Repurposing External Salad Leaves into Rich Mayonnaise – A Zero-Waste Guide
Modeled after a well-known NYC restaurant, this innovative method converts usually thrown-out external lettuce greens into an luxurious green emulsion. It’s a brilliant way to minimize kitchen waste while producing a condiment delicious and versatile.
The Reason Use Outer Salad Leaves?
Those outer greens are the plant’s natural packaging, guarding the tender inside leaves.

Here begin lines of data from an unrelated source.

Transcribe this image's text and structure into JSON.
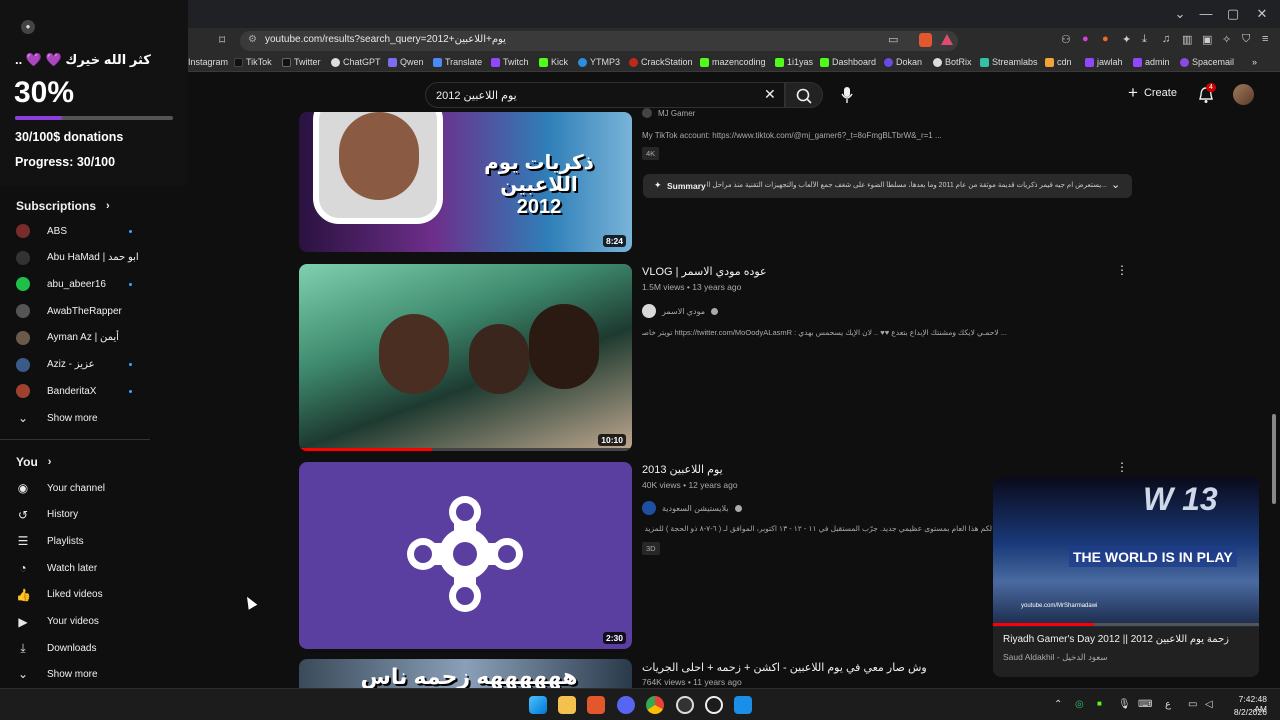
{
  "browser": {
    "url": "youtube.com/results?search_query=2012+يوم+اللاعبين",
    "bookmarks": [
      "Instagram",
      "TikTok",
      "Twitter",
      "ChatGPT",
      "Qwen",
      "Translate",
      "Twitch",
      "Kick",
      "YTMP3",
      "CrackStation",
      "mazencoding",
      "1i1yas",
      "Dashboard",
      "Dokan",
      "BotRix",
      "Streamlabs",
      "cdn",
      "jawlah",
      "admin",
      "Spacemail"
    ]
  },
  "donation": {
    "message": "كثر الله خيرك 💜 💜 ..",
    "percent_text": "30%",
    "progress_fraction": 0.3,
    "donations_text": "30/100$ donations",
    "progress_text": "Progress: 30/100",
    "accent": "#8d3ee0"
  },
  "sidebar": {
    "subscriptions_title": "Subscriptions",
    "subscriptions": [
      {
        "name": "ABS",
        "new": true,
        "color": "#7a2b2b"
      },
      {
        "name": "Abu HaMad | ابو حمد",
        "new": false,
        "color": "#333"
      },
      {
        "name": "abu_abeer16",
        "new": true,
        "color": "#1fbf4a"
      },
      {
        "name": "AwabTheRapper",
        "new": false,
        "color": "#555"
      },
      {
        "name": "Ayman Az | أيمن",
        "new": false,
        "color": "#6a5a4a"
      },
      {
        "name": "Aziz - عزيز",
        "new": true,
        "color": "#3a5a8a"
      },
      {
        "name": "BanderitaX",
        "new": true,
        "color": "#a04030"
      }
    ],
    "show_more": "Show more",
    "you_title": "You",
    "you_items": [
      {
        "label": "Your channel",
        "icon": "person-icon"
      },
      {
        "label": "History",
        "icon": "history-icon"
      },
      {
        "label": "Playlists",
        "icon": "playlists-icon"
      },
      {
        "label": "Watch later",
        "icon": "clock-icon"
      },
      {
        "label": "Liked videos",
        "icon": "thumbs-up-icon"
      },
      {
        "label": "Your videos",
        "icon": "video-icon"
      },
      {
        "label": "Downloads",
        "icon": "download-icon"
      }
    ],
    "show_more_2": "Show more"
  },
  "masthead": {
    "search_value": "يوم اللاعبين 2012",
    "create_label": "Create",
    "notification_count": "4"
  },
  "results": [
    {
      "title": "",
      "channel": "MJ Gamer",
      "description": "My TikTok account: https://www.tiktok.com/@mj_gamer6?_t=8oFmgBLTbrW&_r=1 ...",
      "badge": "4K",
      "duration": "8:24",
      "summary_label": "Summary",
      "summary_text": "...يستعرض ام جيه قيمر ذكريات قديمة موثقة من عام 2011 وما بعدها، مسلطاً الضوء على شغف جمع الألعاب والتجهيزات التقنية منذ مراحل الدراسة الثانوية",
      "thumb_text": "ذكريات يوم اللاعبين 2012"
    },
    {
      "title": "VLOG | عوده مودي الاسمر",
      "meta": "1.5M views • 13 years ago",
      "channel": "مودي الاسمر",
      "description": "... لاحمـي لايكك ومشنتك الإبداع بتعدع ♥♥ .. لان الإيك يسحمس بهدي : https://twitter.com/MoOodyALasmR تويتر خاصي ♥♥",
      "duration": "10:10"
    },
    {
      "title": "يوم اللاعبين 2013",
      "meta": "40K views • 12 years ago",
      "channel": "بلايستيشن السعودية",
      "description": "لكم هذا العام بمستوى عظيمي جديد. جرّب المستقبل في ١١ - ١٢ - ١٣ اكتوبر، الموافق لـ ( ٦-٧-٨ ذو الحجة ) للمزيد من ... يوم اللاعبين",
      "badge": "3D",
      "duration": "2:30"
    },
    {
      "title": "وش صار معي في يوم اللاعبين - اكشن + زحمه + احلى الجريات",
      "meta": "764K views • 11 years ago",
      "thumb_text": "ههههههه زحمه ناس"
    }
  ],
  "miniplayer": {
    "title": "Riyadh Gamer's Day 2012 || زحمة يوم اللاعبين 2012",
    "channel": "Saud Aldakhil - سعود الدخيل",
    "overlay_big": "W 13",
    "overlay_banner": "THE WORLD IS IN PLAY",
    "watermark": "youtube.com/MrSharmadawi"
  },
  "taskbar": {
    "time": "7:42:48 AM",
    "date": "8/2/2026",
    "lang": "ع"
  }
}
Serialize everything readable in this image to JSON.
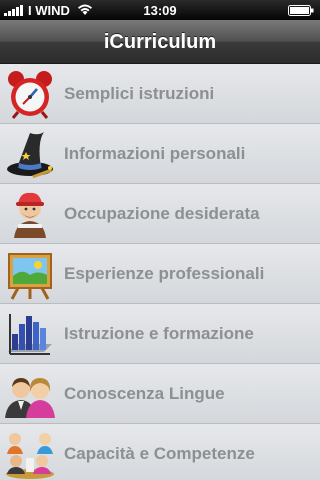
{
  "status_bar": {
    "carrier": "I WIND",
    "time": "13:09"
  },
  "nav": {
    "title": "iCurriculum"
  },
  "menu": {
    "items": [
      {
        "label": "Semplici istruzioni",
        "icon": "alarm-clock-icon"
      },
      {
        "label": "Informazioni personali",
        "icon": "wizard-hat-icon"
      },
      {
        "label": "Occupazione desiderata",
        "icon": "worker-icon"
      },
      {
        "label": "Esperienze professionali",
        "icon": "easel-landscape-icon"
      },
      {
        "label": "Istruzione e formazione",
        "icon": "bar-chart-icon"
      },
      {
        "label": "Conoscenza Lingue",
        "icon": "people-icon"
      },
      {
        "label": "Capacità e Competenze",
        "icon": "group-icon"
      }
    ]
  },
  "colors": {
    "label": "#8c8f93",
    "row_background": "#dfe1e4",
    "nav_bar": "#3a3a3a"
  }
}
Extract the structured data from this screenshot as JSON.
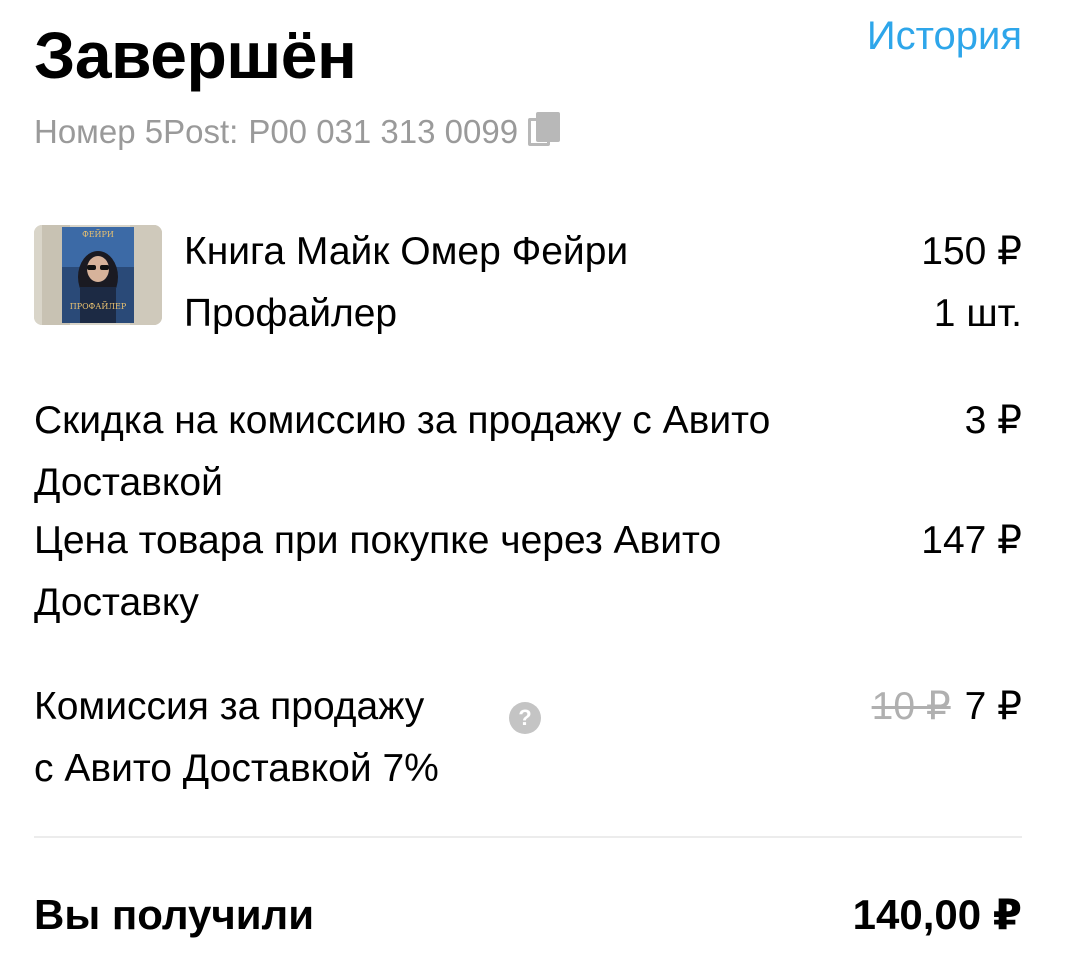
{
  "header": {
    "status_title": "Завершён",
    "history_link": "История"
  },
  "tracking": {
    "label": "Номер 5Post:",
    "number": "P00 031 313 0099"
  },
  "product": {
    "name_line1": "Книга Майк Омер Фейри",
    "name_line2": "Профайлер",
    "price": "150 ₽",
    "quantity": "1 шт.",
    "cover_text_top": "ФЕЙРИ",
    "cover_text_bottom": "ПРОФАЙЛЕР"
  },
  "lines": {
    "discount": {
      "label": "Скидка на комиссию за продажу с Авито Доставкой",
      "value": "3 ₽"
    },
    "item_price": {
      "label": "Цена товара при покупке через Авито Доставку",
      "value": "147 ₽"
    },
    "commission": {
      "label_line1": "Комиссия за продажу",
      "label_line2": "с Авито Доставкой 7%",
      "old_value": "10 ₽",
      "value": "7 ₽",
      "help_icon": "?"
    }
  },
  "total": {
    "label": "Вы получили",
    "value": "140,00 ₽"
  },
  "colors": {
    "accent": "#2ea6ea",
    "muted": "#9a9a9a",
    "divider": "#ececec"
  },
  "icons": {
    "copy": "copy-icon",
    "help": "question-circle-icon",
    "thumbnail": "book-cover-thumbnail"
  }
}
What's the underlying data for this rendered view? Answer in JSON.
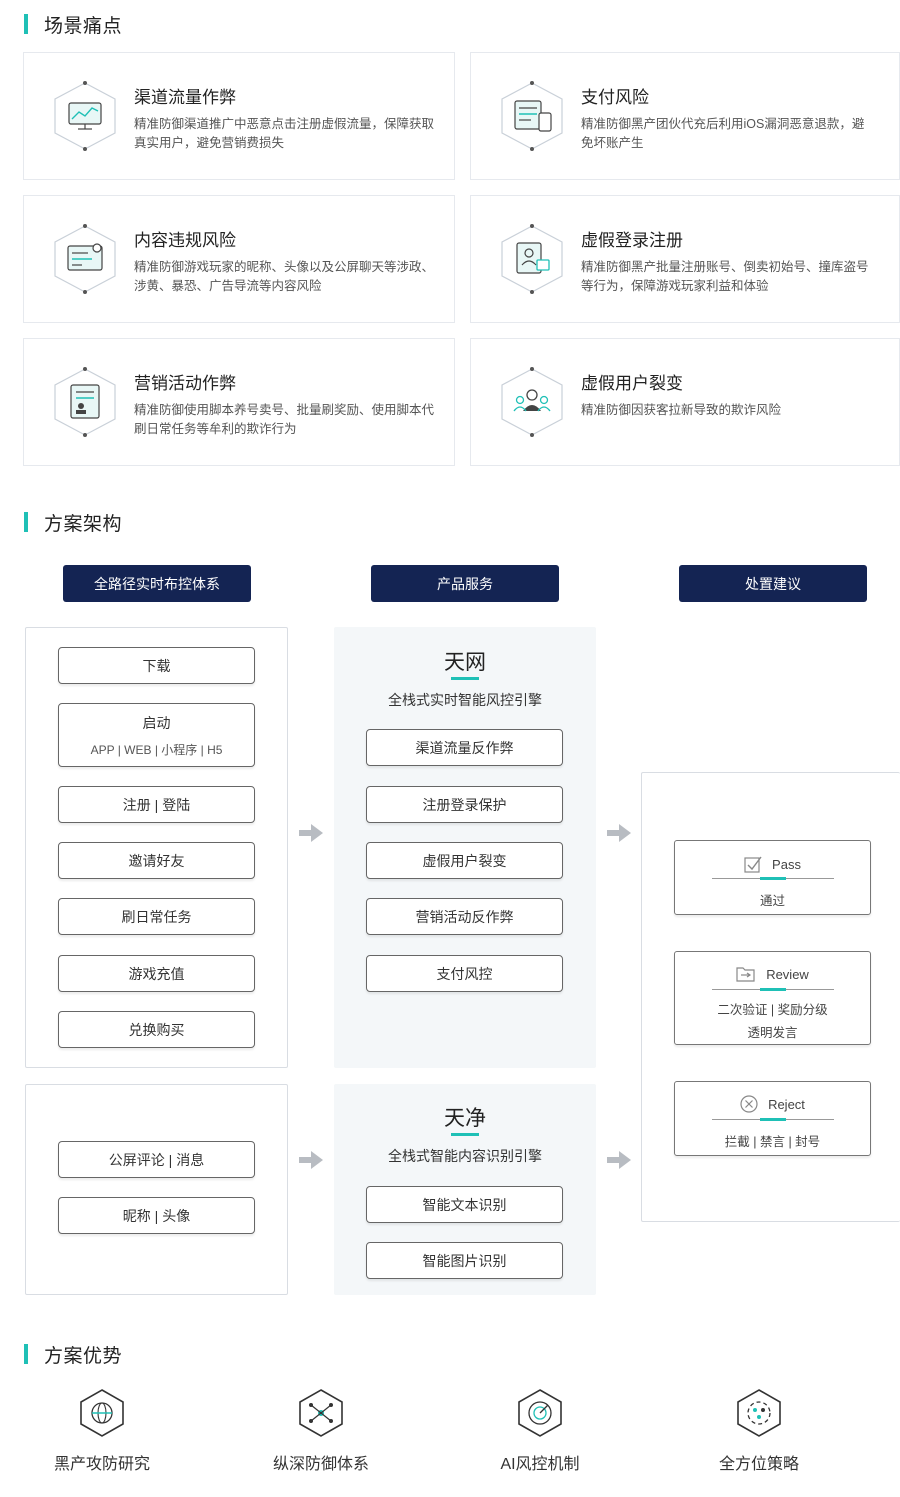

While recycling produce trimmings is one basic zero-waste habit, finding creative uses for these parts is even more impactful. Converting surplus ingredients into rich soil avoids dump buildup, where it can emit greenhouse gases, which is a potent climate issue.
This is rather radical if you consider over it: produce decomposes and transforms into that perfect growing medium to feed further plants, thus completing this loop and respecting the process of growth.
Yet, with more than thirty percent surplus produce getting produced compared to required, consuming precious ingredients wisely becomes crucial. Minimizing waste not only conserves cash but also promotes the more sustainable lifestyle.
The Herb-Infused “Mayonnaise” Method
The adaptable formula works with whatever variety of lettuce and nuts. Through incorporating one entire egg, you avoid the hassle to use up the extra egg white. The outcome is a smooth, rich sauce that pairs perfectly with greens, grilled vegetables, grilled poultry, noodles, or grains.
Yields two
For the Green Emulsion (Yields about 200g)
- 100 grams butter
- 50g outer salad leaves of 2 little gems, rinsed and thoroughly dried
- 20 grams peeled salted pistachios – light-colored nuts such as blanched almonds help keep a bright color, but whatever nuts can do
- One medium whole egg
For the Side
- 2 romaine or butter lettuces, split longwise
- Extra-virgin oil, to taste
- Lemon juice or apple cider vinegar, as desired
- One generous bunch soft greens (such as chives), leaves picked whole, stems thinly chopped
Steps
First making the mayonnaise. Melt the butter in one small saucepan, toss in the outer lettuce leaves, place a lid and cook for about 60 seconds, mixing a couple times, till they have softened. Pour the mixture into the container of a stick processor, include the pistachios and egg, then blend till smooth. As necessary, add more seeds to get the thick consistency. Store in an airtight container in the refrigerator for up to three days.
For prepare the salad, drizzle each lettuce portion with oil and lemon juice, then salt liberally. Dress with one tight drizzle of the herb mayonnaise, then scatter with the herbs. Arrange on 2 plates and enjoy right away.